Journalist Lisa Wilkinson and others in the media have been given until the close of business tomorrow to agree not to make further public comments about the alleged rape of Brittany Higgins at Parliament House in 2019.
- A judge has urged a number of journalists not to make further public comments on the upcoming trial of Bruce Lehrmann
- Mr Lehrmann has pleaded not guilty to raping Brittany Higgins in an office in Parliament House in 2019
- ACT Chief Justice Lucy McCallum said a three-month delay on the trial should be enough time for recent publicity of the case to fade in the jurors’ minds
Bruce Lehrmann, who has pleaded not guilty to the alleged crime, was to have gone on trial next week.
But the ACT’s Chief Justice Lucy McCallum deferred that plan after a storm of publicity in the wake of a speech by Wilkinson at the Logie Awards.
Wilkinson won an award for an interview with Ms Higgins.
Chief Justice McCallum said in the commentary that followed, the right of the presumption of innocence had been overlooked.
Today, the court heard Wilkinson and her employer, Network 10 and others had indicated they were now prepared to offer written undertakings not to make further public comments.
The ACT’s Director of Public Prosecutions, Shane Drumgold, told the court as long as the undertakings were received he would not seek an injunction against Wilkinson and the others involved.
He said the undertakings would acknowledge the issues in the trial were subjudice and that any breach would be a contempt of court.
Chief Justice McCallum also said even wider discussions about the issues raised by the allegation could be problematic.
She added it would be very difficult to have that discussion without suggesting the allegation was true.

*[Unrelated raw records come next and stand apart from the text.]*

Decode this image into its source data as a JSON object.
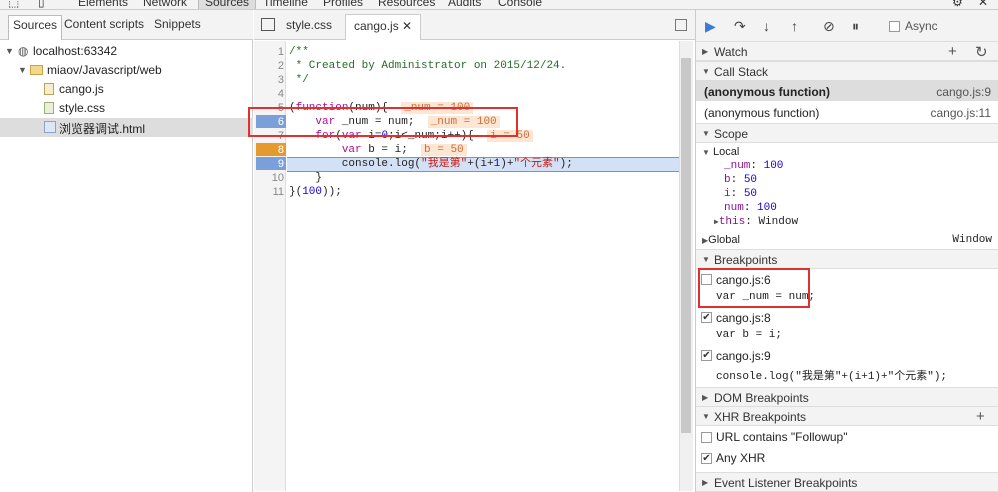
{
  "top_tabs": [
    "Elements",
    "Network",
    "Sources",
    "Timeline",
    "Profiles",
    "Resources",
    "Audits",
    "Console"
  ],
  "navigator": {
    "tabs": [
      "Sources",
      "Content scripts",
      "Snippets"
    ],
    "tree": {
      "origin": "localhost:63342",
      "folder": "miaov/Javascript/web",
      "files": [
        "cango.js",
        "style.css",
        "浏览器调试.html"
      ]
    }
  },
  "editor": {
    "tabs": [
      "style.css",
      "cango.js"
    ],
    "active_tab": "cango.js",
    "line_numbers": [
      "1",
      "2",
      "3",
      "4",
      "5",
      "6",
      "7",
      "8",
      "9",
      "10",
      "11"
    ],
    "inline_values": {
      "l5": "_num = 100",
      "l6": "_num = 100",
      "l7": "i = 50",
      "l8": "b = 50"
    },
    "breakpoint_lines": [
      "6",
      "8",
      "9"
    ]
  },
  "debugger": {
    "async_label": "Async",
    "sections": {
      "watch": "Watch",
      "call_stack": "Call Stack",
      "scope": "Scope",
      "breakpoints": "Breakpoints",
      "dom_breakpoints": "DOM Breakpoints",
      "xhr_breakpoints": "XHR Breakpoints",
      "event_listener_breakpoints": "Event Listener Breakpoints"
    },
    "call_stack": [
      {
        "fn": "(anonymous function)",
        "loc": "cango.js:9"
      },
      {
        "fn": "(anonymous function)",
        "loc": "cango.js:11"
      }
    ],
    "scope": {
      "local_label": "Local",
      "vars": [
        {
          "name": "_num",
          "value": "100"
        },
        {
          "name": "b",
          "value": "50"
        },
        {
          "name": "i",
          "value": "50"
        },
        {
          "name": "num",
          "value": "100"
        }
      ],
      "this_name": "this",
      "this_value": "Window",
      "global_label": "Global",
      "global_value": "Window"
    },
    "breakpoints": [
      {
        "file": "cango.js:6",
        "code": "var _num = num;",
        "checked": false
      },
      {
        "file": "cango.js:8",
        "code": "var b = i;",
        "checked": true
      },
      {
        "file": "cango.js:9",
        "code": "console.log(\"我是第\"+(i+1)+\"个元素\");",
        "checked": true
      }
    ],
    "xhr": [
      {
        "label": "URL contains \"Followup\"",
        "checked": false
      },
      {
        "label": "Any XHR",
        "checked": true
      }
    ]
  }
}
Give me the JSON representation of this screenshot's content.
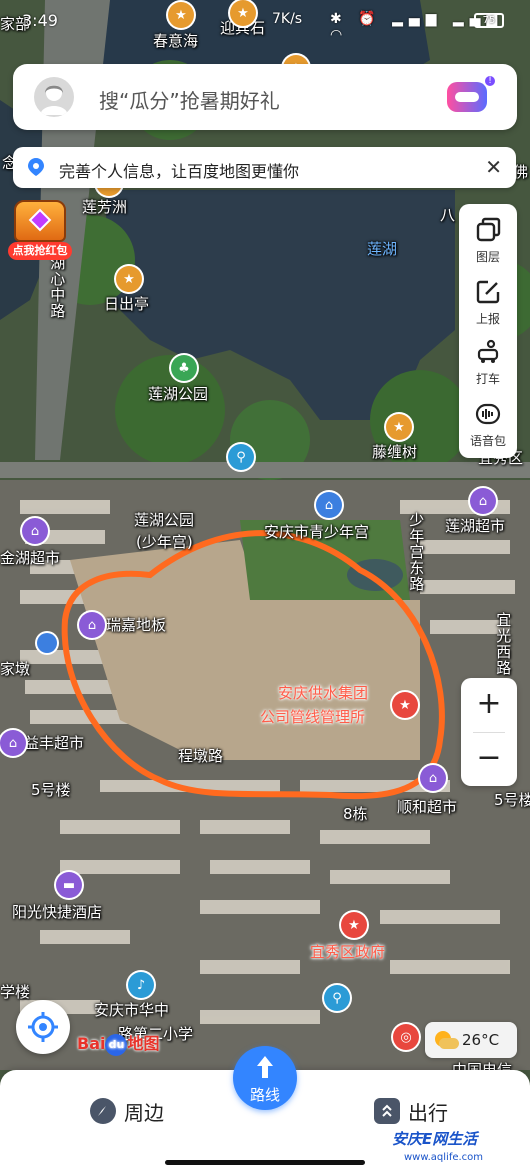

“I think it would be a masterpiece of rhetoric and subtlety to avoid breaking the rules,” Chief Justice McCallum said.
Judge allows three-month delay, rejects request for six-week trial
Chief Justice McCallum said the three months until the trial should allow the issue to fade in the minds of jurors.
But Mr Lehrmann’s lawyer, Stephen Whybrow, expressed concern, saying he would like a trial date next year.
“The bushfire is still burning, in effect,” he told the court.
But Justice McCallum refused, saying it was the proximity of the media attention so close to the trial that led to it being postponed.
She also rejected Mr Whybrow’s application to set aside six weeks for the trial.
“I don’t see how a single incident with a single complainant could take that time,” she told the court.
The court was also told there were about five books currently being written about the case, by authors including journalists Samantha Maiden, Nikki Savva and Peter Van Onselen.
The court heard they would also be contacted about restrictions until the trial is over.
The new trial date is set for October 4.